Sébastien Cabanac, PhD student, sebastien.cabanac@univ-tlse3.fr
Christophe Dunand, professor at Université Paul Sabatier Toulouse 3, christophe.dunand@univ-tlse3.fr
Catherine Mathé, associate professor at Université Paul Sabatier Toulouse 3, catherine.mathe-dehais@univ-tlse3.fr
- About P-GRe
- Input requirements
- Installation requirements
- Running P-GRe
- Citing P-GRe and associated software
- Licence
Pseudogenes are genomic sequences with homology to functional genes but that harbor deleterious mutations, such as loss of the start codon, loss of coding sequence, gain of stop or frame-shifts. The goal of PseudoGene REtriever (P-GRe) is to find the position of pseudogenes on a genome, as well as to infer their structures in pseudo-CDSs. P-GRe aims to be more user-friendly, with a limited number of dependencies, ease of use and total automaticity, while producing qualitative results and having greater sensitivity than other software with the same goal. P-GRe relies on miniprot to align user-provided protein sequences on the genome and then filter the overlapping results. P-GRe also categorizes all predictions into the three main categories of pseudogenes (unitary, duplicated or processed).
P-GRe requires the genome in FASTA format and the structural annotation of the genes present on this genome, as well as the set of protein sequences encoded by these genes. Optionally, a second set of protein sequences from other organisms can be provided to increase the sensitivity and to annotate unitary pseudogenes. Input files must follow some common formatting rules: the genome and protein sequence sets must be in FASTA format, while the structural annotation must be in GFF3 format.
The GFF3 file must contain the "CDS" information in the type field (3rd column). More importantly, on CDS lines, the attributes field (9th column) must contain the predefined tag "Parent" and the value associated with this tag must be identical to the identifier of the corresponding sequence in the protein sequences FASTA file. This is necessary because P-GRe uses this tag to establish the correspondence between the structural annotation of each transcript and the corresponding protein sequence. Comparing the structure of the transcripts to those obtained on the pseudogenes then allows P-GRe to identify intron loss events, which is needed for the categorization of pseudogenes.

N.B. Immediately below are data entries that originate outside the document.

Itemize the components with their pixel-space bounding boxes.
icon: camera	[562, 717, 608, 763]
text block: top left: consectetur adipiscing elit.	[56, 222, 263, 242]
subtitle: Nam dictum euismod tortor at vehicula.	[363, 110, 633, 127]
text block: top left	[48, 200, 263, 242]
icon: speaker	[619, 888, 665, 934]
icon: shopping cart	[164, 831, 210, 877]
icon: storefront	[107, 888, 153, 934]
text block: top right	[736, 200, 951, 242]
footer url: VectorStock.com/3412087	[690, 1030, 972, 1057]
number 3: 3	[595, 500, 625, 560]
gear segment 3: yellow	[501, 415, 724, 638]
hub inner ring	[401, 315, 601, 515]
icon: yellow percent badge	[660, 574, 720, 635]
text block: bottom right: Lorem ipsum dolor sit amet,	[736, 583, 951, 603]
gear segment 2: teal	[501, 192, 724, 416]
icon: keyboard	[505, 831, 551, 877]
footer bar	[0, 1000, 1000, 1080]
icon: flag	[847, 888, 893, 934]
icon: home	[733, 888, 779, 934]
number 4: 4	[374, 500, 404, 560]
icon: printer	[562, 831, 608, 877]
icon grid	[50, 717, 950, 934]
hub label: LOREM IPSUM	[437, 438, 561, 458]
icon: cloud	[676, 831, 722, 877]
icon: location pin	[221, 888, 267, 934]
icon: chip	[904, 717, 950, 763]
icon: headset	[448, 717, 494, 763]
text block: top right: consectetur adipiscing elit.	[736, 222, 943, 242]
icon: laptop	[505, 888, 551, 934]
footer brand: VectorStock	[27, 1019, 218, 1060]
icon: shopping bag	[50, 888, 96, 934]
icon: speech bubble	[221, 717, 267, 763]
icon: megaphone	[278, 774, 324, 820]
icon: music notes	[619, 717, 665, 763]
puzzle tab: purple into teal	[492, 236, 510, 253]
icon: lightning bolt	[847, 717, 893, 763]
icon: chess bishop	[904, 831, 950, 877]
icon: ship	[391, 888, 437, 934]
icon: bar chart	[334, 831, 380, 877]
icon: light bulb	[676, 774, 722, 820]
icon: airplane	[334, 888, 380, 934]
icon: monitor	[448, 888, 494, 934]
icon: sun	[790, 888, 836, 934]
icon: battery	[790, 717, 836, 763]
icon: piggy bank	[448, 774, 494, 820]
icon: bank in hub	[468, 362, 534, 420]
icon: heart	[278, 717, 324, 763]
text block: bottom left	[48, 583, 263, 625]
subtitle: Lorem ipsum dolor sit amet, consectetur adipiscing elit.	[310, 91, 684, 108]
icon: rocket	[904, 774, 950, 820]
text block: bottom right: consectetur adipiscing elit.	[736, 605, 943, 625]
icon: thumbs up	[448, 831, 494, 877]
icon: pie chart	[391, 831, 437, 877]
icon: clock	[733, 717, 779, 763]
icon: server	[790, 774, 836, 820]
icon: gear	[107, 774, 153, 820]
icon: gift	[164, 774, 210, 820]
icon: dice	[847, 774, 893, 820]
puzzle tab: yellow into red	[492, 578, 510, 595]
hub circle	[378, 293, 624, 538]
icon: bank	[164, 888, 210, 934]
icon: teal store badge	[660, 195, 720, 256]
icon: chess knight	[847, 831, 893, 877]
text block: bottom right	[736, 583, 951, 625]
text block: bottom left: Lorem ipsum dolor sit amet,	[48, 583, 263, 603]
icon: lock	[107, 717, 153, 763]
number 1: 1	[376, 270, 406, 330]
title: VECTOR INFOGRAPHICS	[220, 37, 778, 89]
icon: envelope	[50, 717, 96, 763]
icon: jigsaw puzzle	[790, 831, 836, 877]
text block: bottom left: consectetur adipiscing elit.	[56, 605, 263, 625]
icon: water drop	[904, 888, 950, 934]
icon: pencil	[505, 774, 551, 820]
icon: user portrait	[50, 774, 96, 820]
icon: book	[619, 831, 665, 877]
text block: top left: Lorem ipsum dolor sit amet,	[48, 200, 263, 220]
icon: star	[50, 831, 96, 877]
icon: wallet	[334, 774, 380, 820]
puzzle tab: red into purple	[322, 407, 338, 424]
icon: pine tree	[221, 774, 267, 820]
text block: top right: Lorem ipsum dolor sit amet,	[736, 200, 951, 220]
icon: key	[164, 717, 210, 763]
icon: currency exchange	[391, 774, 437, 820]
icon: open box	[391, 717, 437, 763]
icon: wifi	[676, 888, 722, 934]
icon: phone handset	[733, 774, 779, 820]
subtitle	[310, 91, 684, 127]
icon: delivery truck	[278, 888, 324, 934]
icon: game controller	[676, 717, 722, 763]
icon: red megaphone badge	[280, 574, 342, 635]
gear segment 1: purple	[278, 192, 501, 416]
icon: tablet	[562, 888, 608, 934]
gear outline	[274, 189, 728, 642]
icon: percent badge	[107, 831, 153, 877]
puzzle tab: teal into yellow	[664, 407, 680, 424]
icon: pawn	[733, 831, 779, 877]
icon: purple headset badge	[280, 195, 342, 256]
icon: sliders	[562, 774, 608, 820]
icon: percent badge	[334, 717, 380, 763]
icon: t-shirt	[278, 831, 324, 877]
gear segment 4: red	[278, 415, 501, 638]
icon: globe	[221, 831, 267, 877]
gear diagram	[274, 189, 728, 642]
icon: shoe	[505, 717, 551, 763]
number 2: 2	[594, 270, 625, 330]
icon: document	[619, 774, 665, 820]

P-GRe is designed to run on a Unix system and requires some dependencies. Before running P-GRe, make sure you have installed the following software: bedtools (arq5x/bedtools2), miniprot (lh3/miniprot) and diamond (bbuchfink/diamond). P-GRe also requires a python3 interpreter.
To predict the structure of all pseudogenes in an organism's genome (genome_A.fasta) from that organism's protein sequences (proteins_A.fasta), a typical command line is:
PGRe.sh -f genome_A.fasta -g genome_A_annotation.gff -p proteins_A.fasta
To add a set of protein sequences from multiple organisms (proteins_B.fasta) to increase sensitivity and predict unitary pseudogenes, the typical command line would look like this:
PGRe.sh -f genome_A.fasta -g genome_A_annotation.gff -p proteins_A.fasta -u proteins_B.fasta
Other options include multithreading and output directory options. The main output files are the structural annotation of the pseudogenes (PGRe.gff), and the sequences of peptides encoded by the predicted pseudogenes (pseudogene_protein.fasta).
To be added.
Future implementations are planned and include, among others:
-
Greater control over alignment and filter parameters for users.
-
Checking the input GFF file to verify its formatting before processing.
-
The ability to add functional annotation of genes to statistically identify fading functions.
All source code contained in the scripts folder and the P-GRe_pipeline.sh file are under the Artistic Licence 2.0.